This refurbished west London home is a shining example of Szczepaniak Astridge’s collaborative talents
Szczepaniak Astridge is a new architecture studio, established by Nicholas Szczepaniak and Simon Astridge. Both had been in private practice on their own; Astridge has spent six years at the Architecture Workshop, a collaborative effort including an in-house collective of craftspeople, while Szczepaniak’s firm was established about five years ago. The two architects both worked at the studios of Michaelis Boyd, so have a long history of collaboration. Last year, Astridge took a short break to go travelling and returned to find a major commission had come his way. “I discussed it with Nicholas, and we thought it would be nice to do it together.” Szczepaniak Astridge was born. By joining forces, they hope to combine specialisms and expand their reach; and both are keen to realise experimental ideas that help push the boundaries.
The Brass House is one of the first projects to be revealed by the new firm. A radical reconstruction of an early Victorian mid-terrace house in west London, Szczepaniak Astridge’s involvement included digging out a new basement and building a rear extension, as well as a complete refurbishment throughout. “The clients loved the colour of brass, so it became a theme,” Astridge explains from their Soho studio. “They also had a strong cultural connection to cooking – hence the brass kitchen became a focal point.” Working closely with regular collaborators Bulthaup, the architects explored the potential of using brass. “It was the first time Bulthaup had ever worked with the finish,” Astridge reveals. ‘In the end, they built the kitchen then sprayed the units with liquid brass. It created an amazingly rich depth and texture.” Depending on the viewing angle, the units reflect light in subtly different ways, giving the kitchen a shimmering quality.

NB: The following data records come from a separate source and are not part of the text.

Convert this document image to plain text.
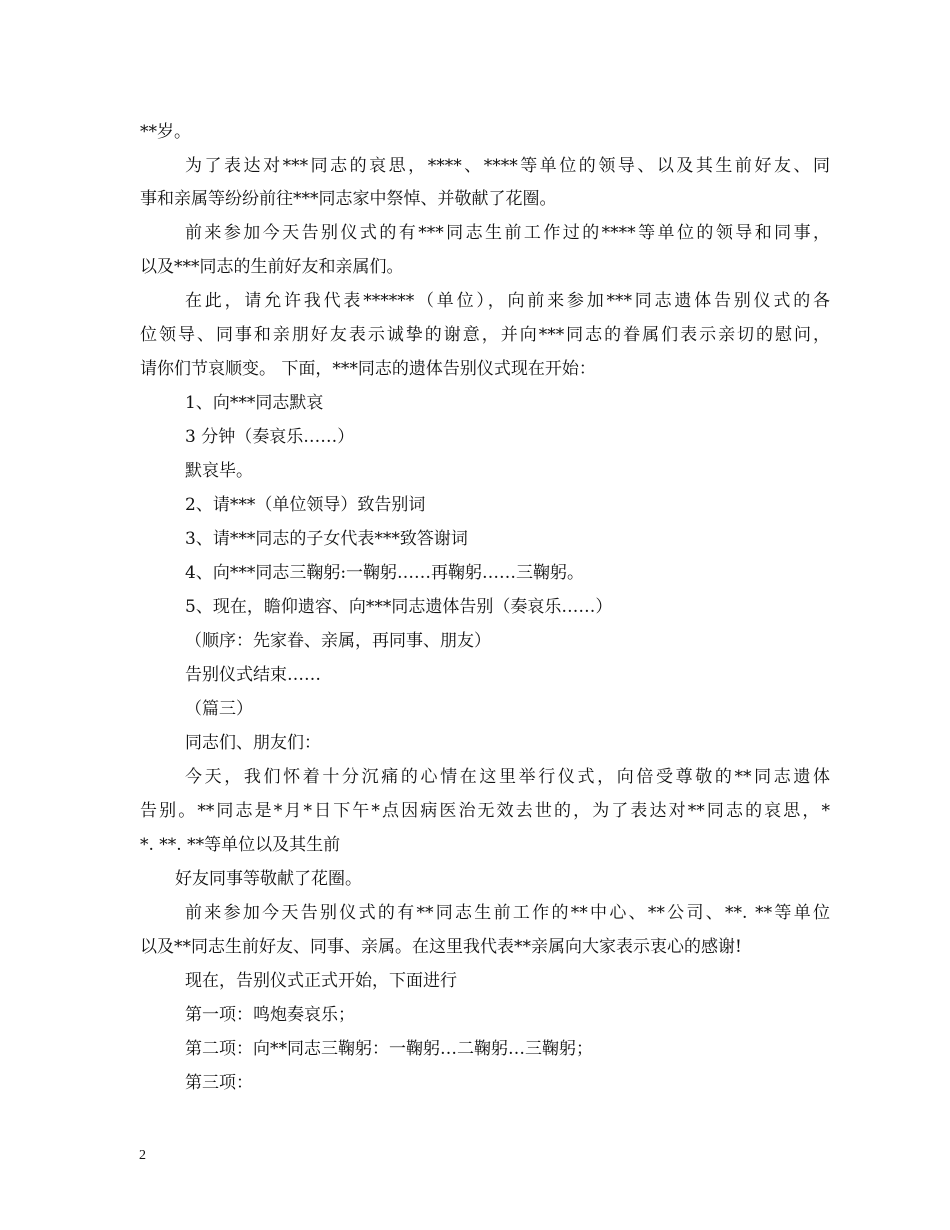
**岁。
为了表达对***同志的哀思，****、****等单位的领导、以及其生前好友、同
事和亲属等纷纷前往***同志家中祭悼、并敬献了花圈。
前来参加今天告别仪式的有***同志生前工作过的****等单位的领导和同事，
以及***同志的生前好友和亲属们。
在此，请允许我代表******（单位），向前来参加***同志遗体告别仪式的各
位领导、同事和亲朋好友表示诚挚的谢意，并向***同志的眷属们表示亲切的慰问，
请你们节哀顺变。 下面，***同志的遗体告别仪式现在开始：
1、向***同志默哀
3 分钟（奏哀乐……）
默哀毕。
2、请***（单位领导）致告别词
3、请***同志的子女代表***致答谢词
4、向***同志三鞠躬:一鞠躬……再鞠躬……三鞠躬。
5、现在，瞻仰遗容、向***同志遗体告别（奏哀乐……）
（顺序：先家眷、亲属，再同事、朋友）
告别仪式结束……
（篇三）
同志们、朋友们：
今天，我们怀着十分沉痛的心情在这里举行仪式，向倍受尊敬的**同志遗体
告别。**同志是*月*日下午*点因病医治无效去世的，为了表达对**同志的哀思，*
*. **. **等单位以及其生前
好友同事等敬献了花圈。
前来参加今天告别仪式的有**同志生前工作的**中心、**公司、**. **等单位
以及**同志生前好友、同事、亲属。在这里我代表**亲属向大家表示衷心的感谢!
现在，告别仪式正式开始，下面进行
第一项：鸣炮奏哀乐；
第二项：向**同志三鞠躬：一鞠躬…二鞠躬…三鞠躬；
第三项：
2
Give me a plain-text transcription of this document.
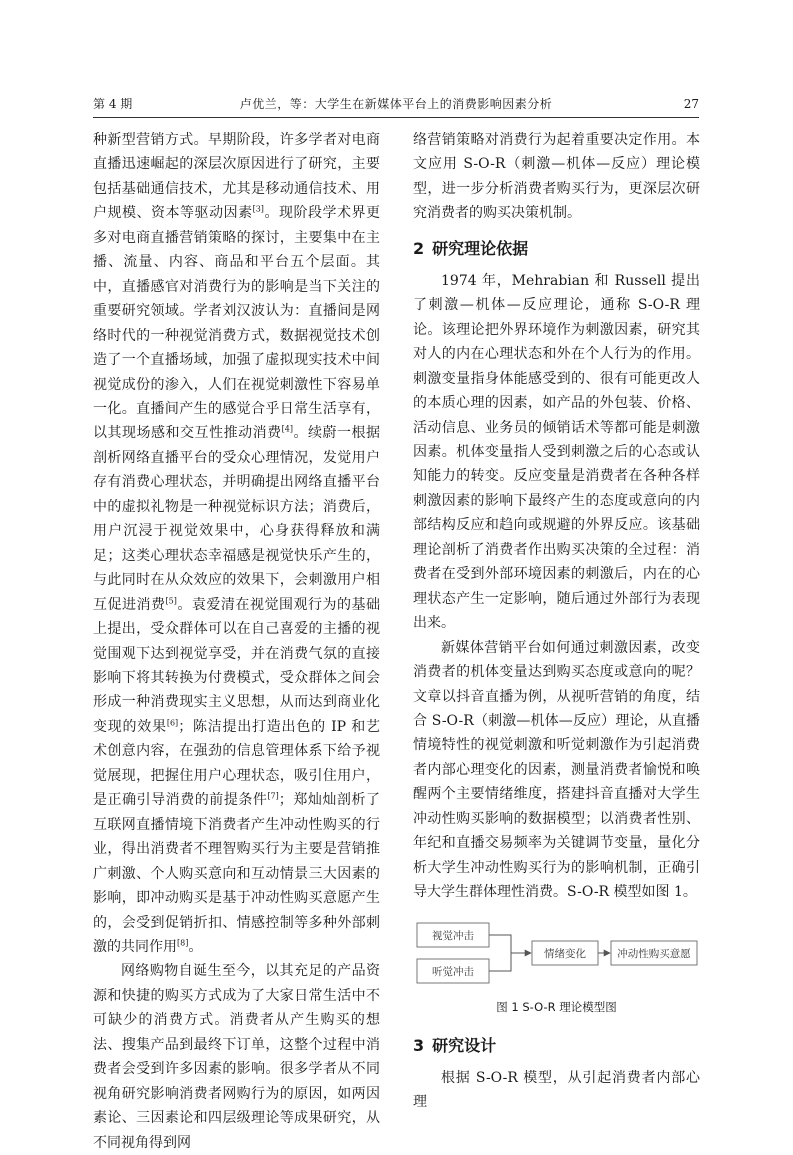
第 4 期	卢优兰，等：大学生在新媒体平台上的消费影响因素分析	27

种新型营销方式。早期阶段，许多学者对电商直播迅速崛起的深层次原因进行了研究，主要包括基础通信技术，尤其是移动通信技术、用户规模、资本等驱动因素[3]。现阶段学术界更多对电商直播营销策略的探讨，主要集中在主播、流量、内容、商品和平台五个层面。其中，直播感官对消费行为的影响是当下关注的重要研究领域。学者刘汉波认为：直播间是网络时代的一种视觉消费方式，数据视觉技术创造了一个直播场域，加强了虚拟现实技术中间视觉成份的渗入，人们在视觉刺激性下容易单一化。直播间产生的感觉合乎日常生活享有，以其现场感和交互性推动消费[4]。续蔚一根据剖析网络直播平台的受众心理情况，发觉用户存有消费心理状态，并明确提出网络直播平台中的虚拟礼物是一种视觉标识方法；消费后，用户沉浸于视觉效果中，心身获得释放和满足；这类心理状态幸福感是视觉快乐产生的，与此同时在从众效应的效果下，会刺激用户相互促进消费[5]。袁爱清在视觉围观行为的基础上提出，受众群体可以在自己喜爱的主播的视觉围观下达到视觉享受，并在消费气氛的直接影响下将其转换为付费模式，受众群体之间会形成一种消费现实主义思想，从而达到商业化变现的效果[6]；陈洁提出打造出色的 IP 和艺术创意内容，在强劲的信息管理体系下给予视觉展现，把握住用户心理状态，吸引住用户，是正确引导消费的前提条件[7]；郑灿灿剖析了互联网直播情境下消费者产生冲动性购买的行业，得出消费者不理智购买行为主要是营销推广刺激、个人购买意向和互动情景三大因素的影响，即冲动购买是基于冲动性购买意愿产生的，会受到促销折扣、情感控制等多种外部刺激的共同作用[8]。

网络购物自诞生至今，以其充足的产品资源和快捷的购买方式成为了大家日常生活中不可缺少的消费方式。消费者从产生购买的想法、搜集产品到最终下订单，这整个过程中消费者会受到许多因素的影响。很多学者从不同视角研究影响消费者网购行为的原因，如两因素论、三因素论和四层级理论等成果研究，从不同视角得到网

络营销策略对消费行为起着重要决定作用。本文应用 S-O-R（刺激—机体—反应）理论模型，进一步分析消费者购买行为，更深层次研究消费者的购买决策机制。

2 研究理论依据

1974 年，Mehrabian 和 Russell 提出了刺激—机体—反应理论，通称 S-O-R 理论。该理论把外界环境作为刺激因素，研究其对人的内在心理状态和外在个人行为的作用。刺激变量指身体能感受到的、很有可能更改人的本质心理的因素，如产品的外包装、价格、活动信息、业务员的倾销话术等都可能是刺激因素。机体变量指人受到刺激之后的心态或认知能力的转变。反应变量是消费者在各种各样刺激因素的影响下最终产生的态度或意向的内部结构反应和趋向或规避的外界反应。该基础理论剖析了消费者作出购买决策的全过程：消费者在受到外部环境因素的刺激后，内在的心理状态产生一定影响，随后通过外部行为表现出来。

新媒体营销平台如何通过刺激因素，改变消费者的机体变量达到购买态度或意向的呢？文章以抖音直播为例，从视听营销的角度，结合 S-O-R（刺激—机体—反应）理论，从直播情境特性的视觉刺激和听觉刺激作为引起消费者内部心理变化的因素，测量消费者愉悦和唤醒两个主要情绪维度，搭建抖音直播对大学生冲动性购买影响的数据模型；以消费者性别、年纪和直播交易频率为关键调节变量，量化分析大学生冲动性购买行为的影响机制，正确引导大学生群体理性消费。S-O-R 模型如图 1。

视觉冲击
听觉冲击
情绪变化	冲动性购买意愿
图 1 S-O-R 理论模型图
3 研究设计

根据 S-O-R 模型，从引起消费者内部心理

Once the kitchen was built, the units were sprayed with liquid brass. It created an amazingly rich depth and texture
The material theme is continued throughout the upper floors. The linking staircase, for example, is built from folded mild steel but also given the brass spray treatment. All lighting fixtures, sockets and switches are also made of brass, while the yellow sofa upholstery helps bring out the alloy’s colouring. Lights are by Michael Anastassiades, while the taps used throughout are from VOLA’s custom brass range, with brass strips ringing the doorways. Astridge Szczepaniak emphasise a consistency of finish and details – the same hinges and fixings, for example, are used in every door.
The highest floor is home to the master suite, planned around the activities of sleeping, bathing and dressing. The bed itself is treated as a secluded sleeping space, with the larger area at the front of the house given over to a suite of activities that pivot around a central top-lit WC pod. “It’s basically divided along the lines of the fact that you need 30% of the space for sleeping and 70% for everything else,” explains Astridge. “There’s a bath area, dressing room space, washing area and large wardrobe.” The flashes of brass are offset by rich natural materials like dark wood and brick, as well as polished concrete and parquet flooring. Space for planting is accommodated in the bathroom, further helping soften the edges of each room.
The new basement is given a distinctly different material treatment. There’s a small self-contained flat, as well as a family activity area complete with boxing punchbag. The folding metal stairs that lead down to it are sparse and minimal, in keeping with the moodier theme. This is an area designed for flexibility and changing uses as the family grows. Outside, exterior finishes were limited by planning concerns, but the new rear extension has rigorously simple cladding formed from vertical matte black metal trays which are hung from the structure. Crittall windows are used throughout, whether as internal divisions in the shower area or for the large openings to the garden. A final touch is the glazed “box” that projects out from the kitchen extension; it serves as a compact reading snug, cantilevered out above one of the two lightwells that bring sunlight down into the new basement.
At 320 sqm, this is a generously sized house, with a modulation of light and materials that creates a subtle transition between the different living spaces. Szczepaniak Astridge’s bespoke approach is evident throughout, as is the experienced interaction between architect and craftsperson that is crucial to achieving so many of these details. The newly-founded studio hopes to take these skills to another level, fusing Astridge’s experience in craftsmanship and the domestic realm with Szczepaniak’s more commercial and retail experience. Ongoing projects include a chain of high-end barbershops in the Middle East, shortly to expand to New York, and a regular commission for L’Occitante’s windows along Regent Street, which offers a chance to flex a more playful, installation-based approach.
There are other houses in the works, and the studio has no problem with staying small and engaging its network of close collaborators as required. “We really enjoy working together,” Astridge says. “We want to share the joy – and pain.” That will include an emphasis on craft and careful detailing, a shared obsession that runs through all their previous work. While bigger jobs may offer a chance to distil the essence of a brand into a space, private residences like the Brass House offer a chance to push the boundaries of bespoke design.